The Alabama Baptist
- Type: Weekly newspaper
- Owner(s): The Alabama Baptist, Inc. (Alabama Baptist Convention)
- Founder(s): Milo P. Jewett, Gen. Edwin D. King, James H. DeVotie, and Julia T. Barron
- Publisher: The Alabama Baptist
- Editor: Jennifer Rash
- Founded: Feb. 4, 1843
- Language: English
- Headquarters: 3310 Independence Drive, Birmingham, Alabama
- City: Birmingham, Alabama
- Country: United States
- Circulation: 55,000 subscribers
- Readership: 200,000
- OCLC number: 948518807
- Website: thealabamabaptist.org

= The Alabama Baptist =

American weekly newspaper

The Alabama Baptist is a weekly newspaper. It is the largest state Baptist paper in circulation. It is an entity of the Alabama Baptist State Convention owned by The Alabama Baptist, Inc., under leadership of a board of directors approved by messengers to the Alabama Baptist State Convention.

==History==
On February 4, 1843, the first issue of The Alabama Baptist was printed in Marion, Alabama. The Association of Brethren appeared on the masthead as the owners and editors. The association was composed of Milo Parker Jewett, James H. DeVotie, Gen. Edwin Davis “E.D.” King and Julia Tarrant Barron. All were active members of Siloam Baptist Church in Marion and were financially able to secure the paper's future. That autumn, convention messengers adopted a resolution calling The Alabama Baptist the organ through which convention officers would communicate with the churches, and Baptists finally had a voice. The resolution “urgently” recommended the paper be placed in every Baptist home in the state, and it “warmly” commended the “energy and liberality” of those who started the paper. But the 1843 report of the Committee on Periodicals of the State Convention made it clear that the convention had no liabilities for what the independent paper published.
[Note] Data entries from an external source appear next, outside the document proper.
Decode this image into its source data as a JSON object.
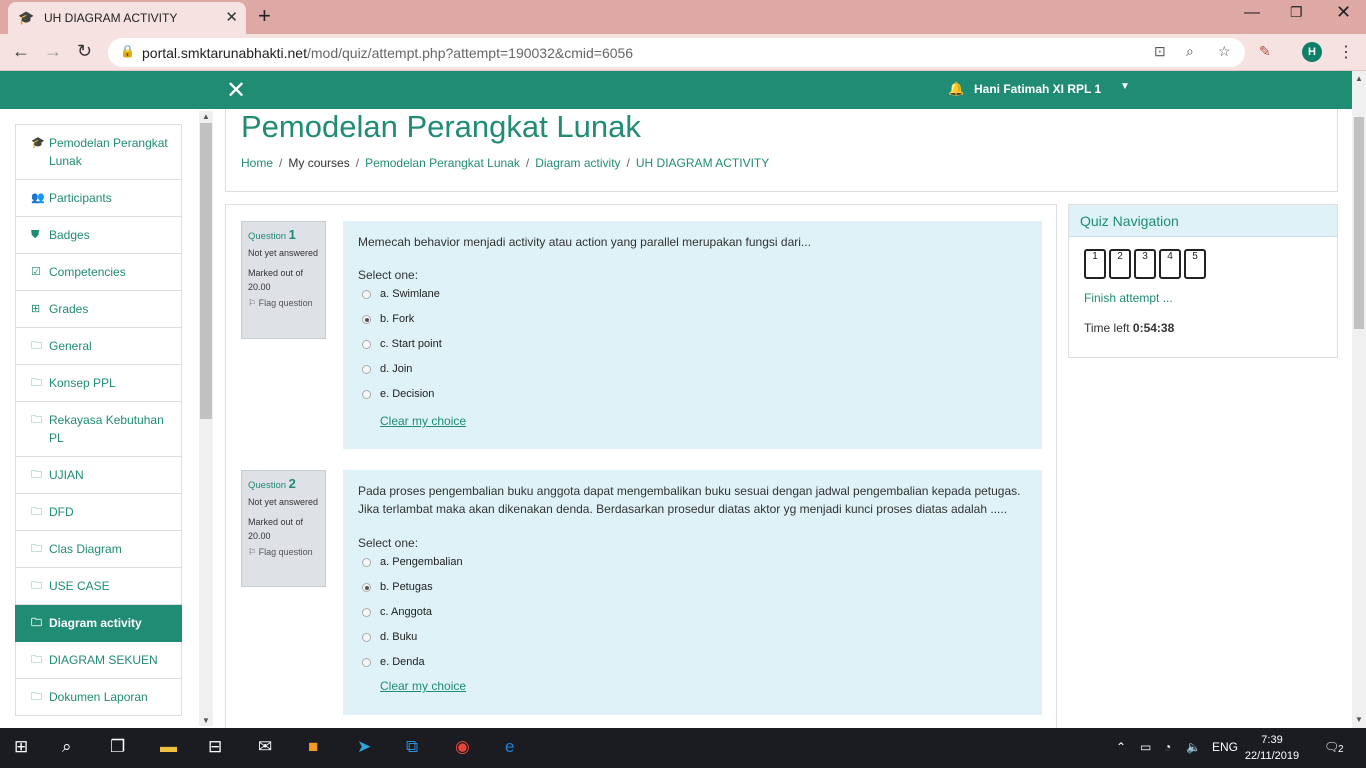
{
  "browser": {
    "tab_title": "UH DIAGRAM ACTIVITY",
    "url_host": "portal.smktarunabhakti.net",
    "url_path": "/mod/quiz/attempt.php?attempt=190032&cmid=6056",
    "profile_initial": "H"
  },
  "navbar": {
    "user_name": "Hani Fatimah XI RPL 1"
  },
  "sidebar": {
    "items": [
      {
        "label": "Pemodelan Perangkat Lunak",
        "icon": "graduation-cap-icon",
        "glyph": "🎓"
      },
      {
        "label": "Participants",
        "icon": "users-icon",
        "glyph": "👥"
      },
      {
        "label": "Badges",
        "icon": "shield-icon",
        "glyph": "⛊"
      },
      {
        "label": "Competencies",
        "icon": "check-square-icon",
        "glyph": "☑"
      },
      {
        "label": "Grades",
        "icon": "table-icon",
        "glyph": "⊞"
      },
      {
        "label": "General",
        "icon": "folder-icon",
        "glyph": "🗀"
      },
      {
        "label": "Konsep PPL",
        "icon": "folder-icon",
        "glyph": "🗀"
      },
      {
        "label": "Rekayasa Kebutuhan PL",
        "icon": "folder-icon",
        "glyph": "🗀"
      },
      {
        "label": "UJIAN",
        "icon": "folder-icon",
        "glyph": "🗀"
      },
      {
        "label": "DFD",
        "icon": "folder-icon",
        "glyph": "🗀"
      },
      {
        "label": "Clas Diagram",
        "icon": "folder-icon",
        "glyph": "🗀"
      },
      {
        "label": "USE CASE",
        "icon": "folder-icon",
        "glyph": "🗀"
      },
      {
        "label": "Diagram activity",
        "icon": "folder-icon",
        "glyph": "🗀",
        "active": true
      },
      {
        "label": "DIAGRAM SEKUEN",
        "icon": "folder-icon",
        "glyph": "🗀"
      },
      {
        "label": "Dokumen Laporan",
        "icon": "folder-icon",
        "glyph": "🗀"
      }
    ]
  },
  "header": {
    "title": "Pemodelan Perangkat Lunak",
    "breadcrumb": [
      "Home",
      "My courses",
      "Pemodelan Perangkat Lunak",
      "Diagram activity",
      "UH DIAGRAM ACTIVITY"
    ]
  },
  "questions": [
    {
      "label": "Question",
      "number": "1",
      "state": "Not yet answered",
      "marks": "Marked out of 20.00",
      "flag": "Flag question",
      "text": "Memecah behavior menjadi activity atau action yang parallel merupakan fungsi dari...",
      "select_label": "Select one:",
      "options": [
        "a. Swimlane",
        "b. Fork",
        "c. Start point",
        "d. Join",
        "e. Decision"
      ],
      "selected_index": 1,
      "clear": "Clear my choice"
    },
    {
      "label": "Question",
      "number": "2",
      "state": "Not yet answered",
      "marks": "Marked out of 20.00",
      "flag": "Flag question",
      "text": "Pada proses pengembalian buku anggota dapat mengembalikan buku sesuai dengan jadwal pengembalian kepada petugas. Jika terlambat maka akan dikenakan denda. Berdasarkan prosedur diatas aktor yg menjadi kunci proses diatas adalah .....",
      "select_label": "Select one:",
      "options": [
        "a. Pengembalian",
        "b. Petugas",
        "c. Anggota",
        "d. Buku",
        "e. Denda"
      ],
      "selected_index": 1,
      "clear": "Clear my choice"
    }
  ],
  "quiz_nav": {
    "title": "Quiz Navigation",
    "buttons": [
      "1",
      "2",
      "3",
      "4",
      "5"
    ],
    "finish": "Finish attempt ...",
    "time_label": "Time left",
    "time_value": "0:54:38"
  },
  "taskbar": {
    "language": "ENG",
    "time": "7:39",
    "date": "22/11/2019",
    "notifications": "2"
  },
  "colors": {
    "brand": "#218c74",
    "tab_strip": "#dea8a5",
    "question_bg": "#def2f8"
  }
}
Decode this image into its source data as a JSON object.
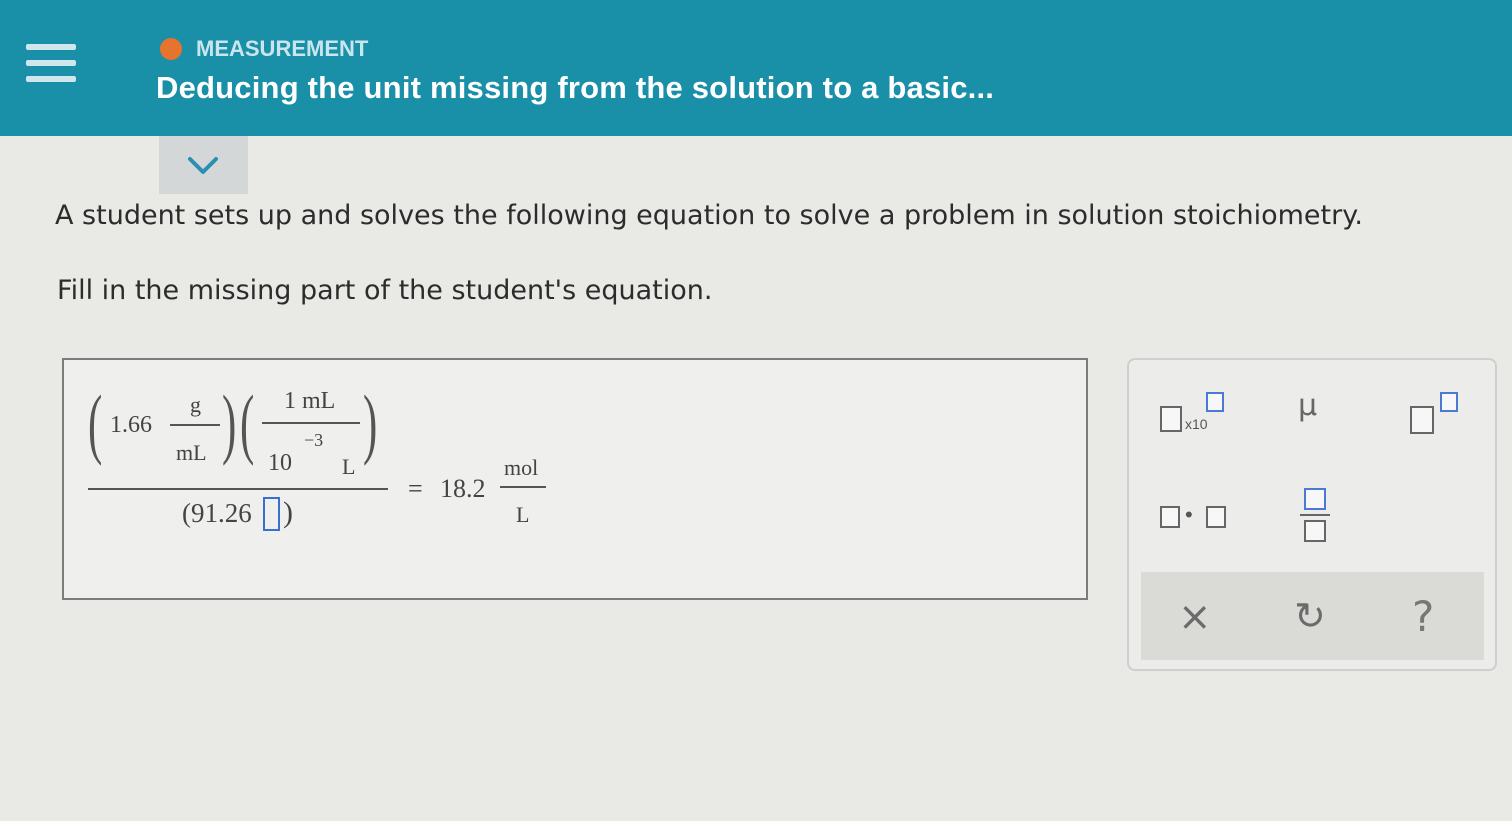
{
  "header": {
    "topic_label": "MEASUREMENT",
    "title": "Deducing the unit missing from the solution to a basic...",
    "accent_color": "#1a8fa8",
    "status_dot_color": "#e7742e"
  },
  "question": {
    "line1": "A student sets up and solves the following equation to solve a problem in solution stoichiometry.",
    "line2": "Fill in the missing part of the student's equation."
  },
  "equation": {
    "first_factor_value": "1.66",
    "first_factor_num": "g",
    "first_factor_den": "mL",
    "second_factor_num": "1 mL",
    "second_factor_den_base": "10",
    "second_factor_den_exp": "−3",
    "second_factor_den_unit": "L",
    "denominator_value": "(91.26",
    "denominator_close": ")",
    "equals": "=",
    "result_value": "18.2",
    "result_num": "mol",
    "result_den": "L"
  },
  "palette": {
    "sci_notation_label": "x10",
    "mu_label": "μ",
    "dot_label": "•",
    "clear_label": "×",
    "undo_label": "↻",
    "help_label": "?"
  },
  "icons": [
    "menu-icon",
    "chevron-down-icon",
    "clear-icon",
    "undo-icon",
    "help-icon"
  ]
}
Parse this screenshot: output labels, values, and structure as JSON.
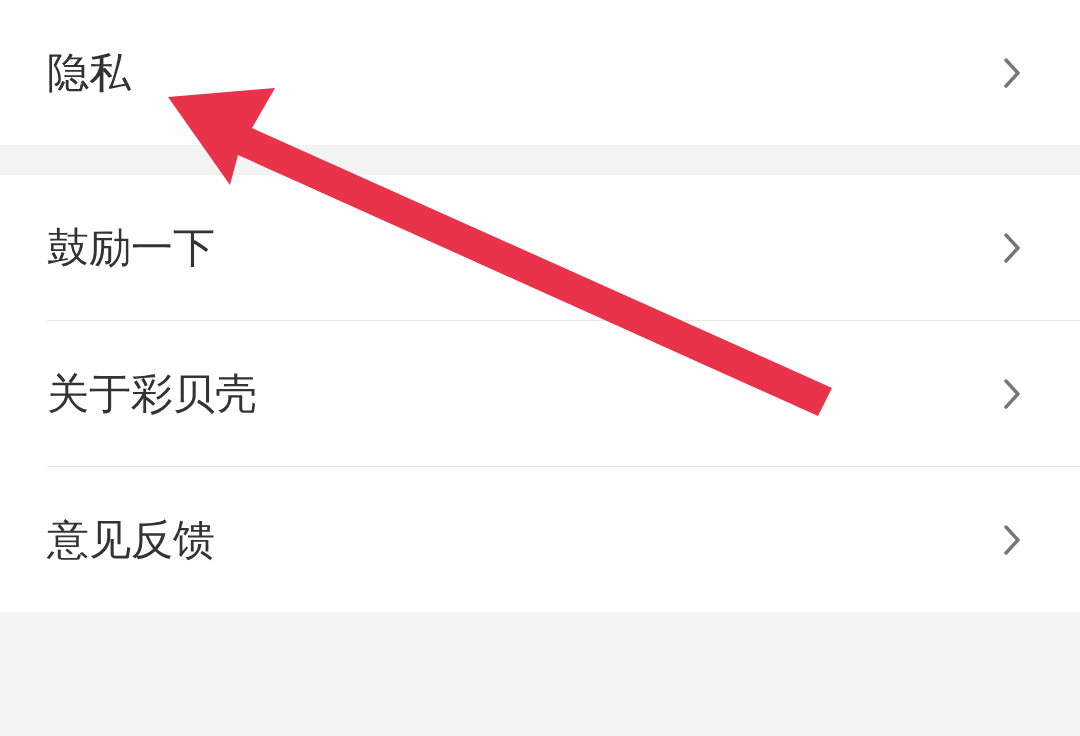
{
  "groups": [
    {
      "items": [
        {
          "label": "隐私"
        }
      ]
    },
    {
      "items": [
        {
          "label": "鼓励一下"
        },
        {
          "label": "关于彩贝壳"
        },
        {
          "label": "意见反馈"
        }
      ]
    }
  ]
}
A few historians over the years have suggested that a paper called The Family Visitor was a precursor to The Alabama Baptist newspaper, but no written accounts have survived to support this claim. Alabama Baptist State Convention annuals from 1833 through 1863 make no reference to The Family Visitor being a denominational publication.

== Editors==

- Samuel Henderson
- Hardin E. Taliaferro
- John Jefferson Deyampert Renfroe
- Edwin Theodore Winkler
- John L. West
- John Gideon Harris
- Frank Willis Barnett
- Leslie Lee Gwaltney
- Leon Meertief Macon
- Hudson Doyle Baggett
- Bobby S. “Bob” Terry
- Jennifer Davis Rash

==Today==
The Alabama Baptist publishes 50 issues annually and maintains an active online presence. The weekly paper is mailed to more than 55,000 homes, with a total readership of about 200,000. More than 3,000 subscribers receive the PDF edition each week. The newspaper attempts to provide concise and balanced reporting of events related to religion, and gives editorial advice on moral and ethical issues from a biblical standpoint.

==Awards==
The Alabama Baptist has been honored by Associated Church Press, Evangelical Press Association and Religion Communicators Council as the top regional Christian newspaper in America. The paper also has won awards in writing, photography, design and general excellence from these three groups as well as Baptist Communicators Association. The commitment to the Christian faith and the outstanding professional preparation of the paper's staff is reflected by more than 200 national awards that hang in the Halls of Honor at the state Baptist paper's office building.